Procura comer mayormente en casa. Prepárate el almuerzo y llévatelo siempre que sea posible. Reserva las salidas a restaurantes para ocasiones especiales. Los bocados o refrigerios que se compran deprisa y corriendo son de los típicos gastos pequeños que sumados cuestan mucho más de lo que parece en el momento.

Busca ofertas, especialmente para los artículos más costosos, ya sea en tu barrio o en internet.

Antes de adquirir un artículo nuevo, considera la posibilidad de comprarlo de segunda mano. Las tiendas de artículos usados y los vendedores particulares suelen ser una buena alternativa para conseguir muebles, ropa y otros artículos bien cuidados o restaurados.

Prepárate una lista de lo que vas a comprar y cíñete a ella, a fin de evitar las compras espontáneas, que son el peor enemigo de la economía doméstica. El hacer una lista también te ayudará a combinar las salidas para hacer compras, con el consiguiente ahorro de tiempo y costos de transporte.

Cuando sea posible, evita los intermediarios comprando al por mayor o directamente del productor o fabricante. Así te ahorras los sobreprecios que ponen los comerciantes a los productos.

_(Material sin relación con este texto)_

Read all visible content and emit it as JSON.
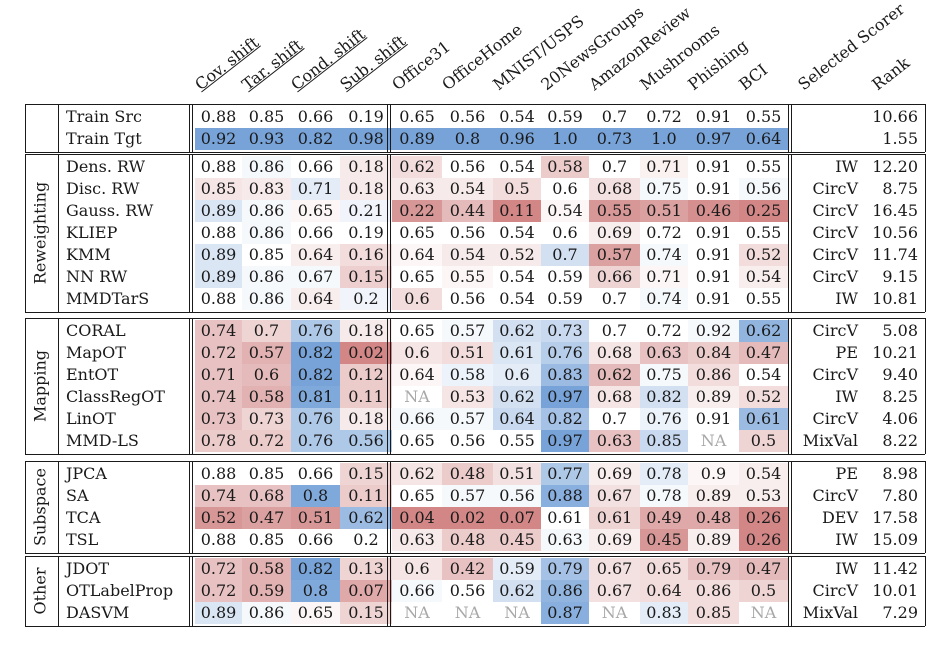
{
  "headers": {
    "shift": [
      "Cov. shift",
      "Tar. shift",
      "Cond. shift",
      "Sub. shift"
    ],
    "datasets": [
      "Office31",
      "OfficeHome",
      "MNIST/USPS",
      "20NewsGroups",
      "AmazonReview",
      "Mushrooms",
      "Phishing",
      "BCI"
    ],
    "selected_scorer": "Selected Scorer",
    "rank": "Rank"
  },
  "colors": {
    "blue_strong": "#5b8fd0",
    "red_strong": "#c46262",
    "na_text": "#a8a8a8"
  },
  "groups": [
    {
      "label": "",
      "rows": [
        {
          "name": "Train Src",
          "values": [
            "0.88",
            "0.85",
            "0.66",
            "0.19",
            "0.65",
            "0.56",
            "0.54",
            "0.59",
            "0.7",
            "0.72",
            "0.91",
            "0.55"
          ],
          "tints": [
            0,
            0,
            0,
            0,
            0,
            0,
            0,
            0,
            0,
            0,
            0,
            0
          ],
          "scorer": "",
          "rank": "10.66"
        },
        {
          "name": "Train Tgt",
          "values": [
            "0.92",
            "0.93",
            "0.82",
            "0.98",
            "0.89",
            "0.8",
            "0.96",
            "1.0",
            "0.73",
            "1.0",
            "0.97",
            "0.64"
          ],
          "tints": [
            0.75,
            0.75,
            0.75,
            0.75,
            0.75,
            0.75,
            0.75,
            0.75,
            0.75,
            0.75,
            0.75,
            0.75
          ],
          "scorer": "",
          "rank": "1.55"
        }
      ]
    },
    {
      "label": "Reweighting",
      "rows": [
        {
          "name": "Dens. RW",
          "values": [
            "0.88",
            "0.86",
            "0.66",
            "0.18",
            "0.62",
            "0.56",
            "0.54",
            "0.58",
            "0.7",
            "0.71",
            "0.91",
            "0.55"
          ],
          "tints": [
            0,
            0.05,
            0,
            -0.12,
            -0.2,
            0,
            0,
            -0.3,
            0,
            -0.08,
            0,
            0
          ],
          "scorer": "IW",
          "rank": "12.20"
        },
        {
          "name": "Disc. RW",
          "values": [
            "0.85",
            "0.83",
            "0.71",
            "0.18",
            "0.63",
            "0.54",
            "0.5",
            "0.6",
            "0.68",
            "0.75",
            "0.91",
            "0.56"
          ],
          "tints": [
            -0.15,
            -0.12,
            0.15,
            -0.12,
            -0.12,
            -0.12,
            -0.2,
            0,
            -0.18,
            0.05,
            0,
            0.05
          ],
          "scorer": "CircV",
          "rank": "8.75"
        },
        {
          "name": "Gauss. RW",
          "values": [
            "0.89",
            "0.86",
            "0.65",
            "0.21",
            "0.22",
            "0.44",
            "0.11",
            "0.54",
            "0.55",
            "0.51",
            "0.46",
            "0.25"
          ],
          "tints": [
            0.2,
            0.05,
            -0.05,
            0.08,
            -0.6,
            -0.4,
            -0.7,
            -0.05,
            -0.6,
            -0.55,
            -0.65,
            -0.7
          ],
          "scorer": "CircV",
          "rank": "16.45"
        },
        {
          "name": "KLIEP",
          "values": [
            "0.88",
            "0.86",
            "0.66",
            "0.19",
            "0.65",
            "0.56",
            "0.54",
            "0.6",
            "0.69",
            "0.72",
            "0.91",
            "0.55"
          ],
          "tints": [
            0,
            0.05,
            0,
            0,
            0,
            0,
            0,
            0,
            -0.1,
            0,
            0,
            0
          ],
          "scorer": "CircV",
          "rank": "10.56"
        },
        {
          "name": "KMM",
          "values": [
            "0.89",
            "0.85",
            "0.64",
            "0.16",
            "0.64",
            "0.54",
            "0.52",
            "0.7",
            "0.57",
            "0.74",
            "0.91",
            "0.52"
          ],
          "tints": [
            0.2,
            0,
            -0.1,
            -0.2,
            -0.05,
            -0.12,
            -0.12,
            0.25,
            -0.55,
            0.05,
            0,
            -0.2
          ],
          "scorer": "CircV",
          "rank": "11.74"
        },
        {
          "name": "NN RW",
          "values": [
            "0.89",
            "0.86",
            "0.67",
            "0.15",
            "0.65",
            "0.55",
            "0.54",
            "0.59",
            "0.66",
            "0.71",
            "0.91",
            "0.54"
          ],
          "tints": [
            0.2,
            0.05,
            0.05,
            -0.28,
            0,
            -0.05,
            0,
            0,
            -0.25,
            -0.05,
            0,
            -0.1
          ],
          "scorer": "CircV",
          "rank": "9.15"
        },
        {
          "name": "MMDTarS",
          "values": [
            "0.88",
            "0.86",
            "0.64",
            "0.2",
            "0.6",
            "0.56",
            "0.54",
            "0.59",
            "0.7",
            "0.74",
            "0.91",
            "0.55"
          ],
          "tints": [
            0,
            0.05,
            -0.1,
            0.08,
            -0.2,
            0,
            0,
            0,
            0,
            0.05,
            0,
            0
          ],
          "scorer": "IW",
          "rank": "10.81"
        }
      ]
    },
    {
      "label": "Mapping",
      "rows": [
        {
          "name": "CORAL",
          "values": [
            "0.74",
            "0.7",
            "0.76",
            "0.18",
            "0.65",
            "0.57",
            "0.62",
            "0.73",
            "0.7",
            "0.72",
            "0.92",
            "0.62"
          ],
          "tints": [
            -0.35,
            -0.25,
            0.45,
            -0.12,
            0,
            0.05,
            0.25,
            0.3,
            0,
            0,
            0.05,
            0.6
          ],
          "scorer": "CircV",
          "rank": "5.08"
        },
        {
          "name": "MapOT",
          "values": [
            "0.72",
            "0.57",
            "0.82",
            "0.02",
            "0.6",
            "0.51",
            "0.61",
            "0.76",
            "0.68",
            "0.63",
            "0.84",
            "0.47"
          ],
          "tints": [
            -0.35,
            -0.45,
            0.75,
            -0.7,
            -0.15,
            -0.2,
            0.2,
            0.4,
            -0.15,
            -0.35,
            -0.3,
            -0.4
          ],
          "scorer": "PE",
          "rank": "10.21"
        },
        {
          "name": "EntOT",
          "values": [
            "0.71",
            "0.6",
            "0.82",
            "0.12",
            "0.64",
            "0.58",
            "0.6",
            "0.83",
            "0.62",
            "0.75",
            "0.86",
            "0.54"
          ],
          "tints": [
            -0.35,
            -0.4,
            0.75,
            -0.3,
            -0.05,
            0.1,
            0.15,
            0.55,
            -0.4,
            0.05,
            -0.2,
            0
          ],
          "scorer": "CircV",
          "rank": "9.40"
        },
        {
          "name": "ClassRegOT",
          "values": [
            "0.74",
            "0.58",
            "0.81",
            "0.11",
            "NA",
            "0.53",
            "0.62",
            "0.97",
            "0.68",
            "0.82",
            "0.89",
            "0.52"
          ],
          "tints": [
            -0.35,
            -0.45,
            0.7,
            -0.3,
            0,
            -0.15,
            0.25,
            0.75,
            -0.15,
            0.25,
            -0.1,
            -0.2
          ],
          "scorer": "IW",
          "rank": "8.25"
        },
        {
          "name": "LinOT",
          "values": [
            "0.73",
            "0.73",
            "0.76",
            "0.18",
            "0.66",
            "0.57",
            "0.64",
            "0.82",
            "0.7",
            "0.76",
            "0.91",
            "0.61"
          ],
          "tints": [
            -0.35,
            -0.25,
            0.45,
            -0.12,
            0.05,
            0.05,
            0.3,
            0.5,
            0,
            0.1,
            0,
            0.55
          ],
          "scorer": "CircV",
          "rank": "4.06"
        },
        {
          "name": "MMD-LS",
          "values": [
            "0.78",
            "0.72",
            "0.76",
            "0.56",
            "0.65",
            "0.56",
            "0.55",
            "0.97",
            "0.63",
            "0.85",
            "NA",
            "0.5"
          ],
          "tints": [
            -0.3,
            -0.3,
            0.45,
            0.45,
            0,
            0,
            0,
            0.75,
            -0.35,
            0.3,
            0,
            -0.25
          ],
          "scorer": "MixVal",
          "rank": "8.22"
        }
      ]
    },
    {
      "label": "Subspace",
      "rows": [
        {
          "name": "JPCA",
          "values": [
            "0.88",
            "0.85",
            "0.66",
            "0.15",
            "0.62",
            "0.48",
            "0.51",
            "0.77",
            "0.69",
            "0.78",
            "0.9",
            "0.54"
          ],
          "tints": [
            0,
            0,
            0,
            -0.25,
            -0.15,
            -0.3,
            -0.18,
            0.45,
            -0.1,
            0.15,
            -0.05,
            -0.1
          ],
          "scorer": "PE",
          "rank": "8.98"
        },
        {
          "name": "SA",
          "values": [
            "0.74",
            "0.68",
            "0.8",
            "0.11",
            "0.65",
            "0.57",
            "0.56",
            "0.88",
            "0.67",
            "0.78",
            "0.89",
            "0.53"
          ],
          "tints": [
            -0.35,
            -0.35,
            0.7,
            -0.3,
            0,
            0.05,
            0.05,
            0.65,
            -0.18,
            0.05,
            -0.1,
            -0.1
          ],
          "scorer": "CircV",
          "rank": "7.80"
        },
        {
          "name": "TCA",
          "values": [
            "0.52",
            "0.47",
            "0.51",
            "0.62",
            "0.04",
            "0.02",
            "0.07",
            "0.61",
            "0.61",
            "0.49",
            "0.48",
            "0.26"
          ],
          "tints": [
            -0.6,
            -0.55,
            -0.6,
            0.55,
            -0.7,
            -0.7,
            -0.7,
            0,
            -0.25,
            -0.5,
            -0.5,
            -0.7
          ],
          "scorer": "DEV",
          "rank": "17.58"
        },
        {
          "name": "TSL",
          "values": [
            "0.88",
            "0.85",
            "0.66",
            "0.2",
            "0.63",
            "0.48",
            "0.45",
            "0.63",
            "0.69",
            "0.45",
            "0.89",
            "0.26"
          ],
          "tints": [
            0,
            0,
            0,
            0,
            -0.12,
            -0.3,
            -0.3,
            0.05,
            -0.1,
            -0.6,
            -0.1,
            -0.7
          ],
          "scorer": "IW",
          "rank": "15.09"
        }
      ]
    },
    {
      "label": "Other",
      "rows": [
        {
          "name": "JDOT",
          "values": [
            "0.72",
            "0.58",
            "0.82",
            "0.13",
            "0.6",
            "0.42",
            "0.59",
            "0.79",
            "0.67",
            "0.65",
            "0.79",
            "0.47"
          ],
          "tints": [
            -0.35,
            -0.45,
            0.75,
            -0.25,
            -0.15,
            -0.35,
            0.15,
            0.5,
            -0.18,
            -0.2,
            -0.35,
            -0.4
          ],
          "scorer": "IW",
          "rank": "11.42"
        },
        {
          "name": "OTLabelProp",
          "values": [
            "0.72",
            "0.59",
            "0.8",
            "0.07",
            "0.66",
            "0.56",
            "0.62",
            "0.86",
            "0.67",
            "0.64",
            "0.86",
            "0.5"
          ],
          "tints": [
            -0.35,
            -0.45,
            0.7,
            -0.5,
            0.05,
            0,
            0.25,
            0.6,
            -0.18,
            -0.2,
            -0.2,
            -0.25
          ],
          "scorer": "CircV",
          "rank": "10.01"
        },
        {
          "name": "DASVM",
          "values": [
            "0.89",
            "0.86",
            "0.65",
            "0.15",
            "NA",
            "NA",
            "NA",
            "0.87",
            "NA",
            "0.83",
            "0.85",
            "NA"
          ],
          "tints": [
            0.2,
            0.05,
            -0.05,
            -0.25,
            0,
            0,
            0,
            0.65,
            0,
            0.15,
            -0.2,
            0
          ],
          "scorer": "MixVal",
          "rank": "7.29"
        }
      ]
    }
  ]
}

Reduce tus cuentas de servicios escogiendo aparatos de bajo consumo, apagando luces innecesarias y ahorrando agua en la ducha, el afeitado, el lavado de la vajilla, etc.

Opta por artículos genéricos más baratos en lugar de los de marcas más caras, siempre que no haya un sacrificio notable de calidad.

Resiste la tentación de cambiar constantemente los aparatos electrónicos y demás por otros más modernos. Hazlo solo cuando sea realmente necesario o más rentable.

Si compartes gastos con tu cónyuge o un compañero de habitación, conviene establecer ciertos parámetros; por ejemplo, la suma máxima que cada uno puede gastar en un solo artículo sin consultar con el otro.

Ten una visión objetiva de las cosas. El ceñirte a un presupuesto de gastos puede ayudarte a administrar mejor tus recursos, a fin de vivir con más comodidad y holgura. Sin embargo, los bienes materiales que tengas —por muchos que sean— no garantizarán tu felicidad permanente. El dinero no puede comprar amor, ni una relación estrecha con Dios, ni satisfacción en la vida, que a fin de cuentas es lo que más importa.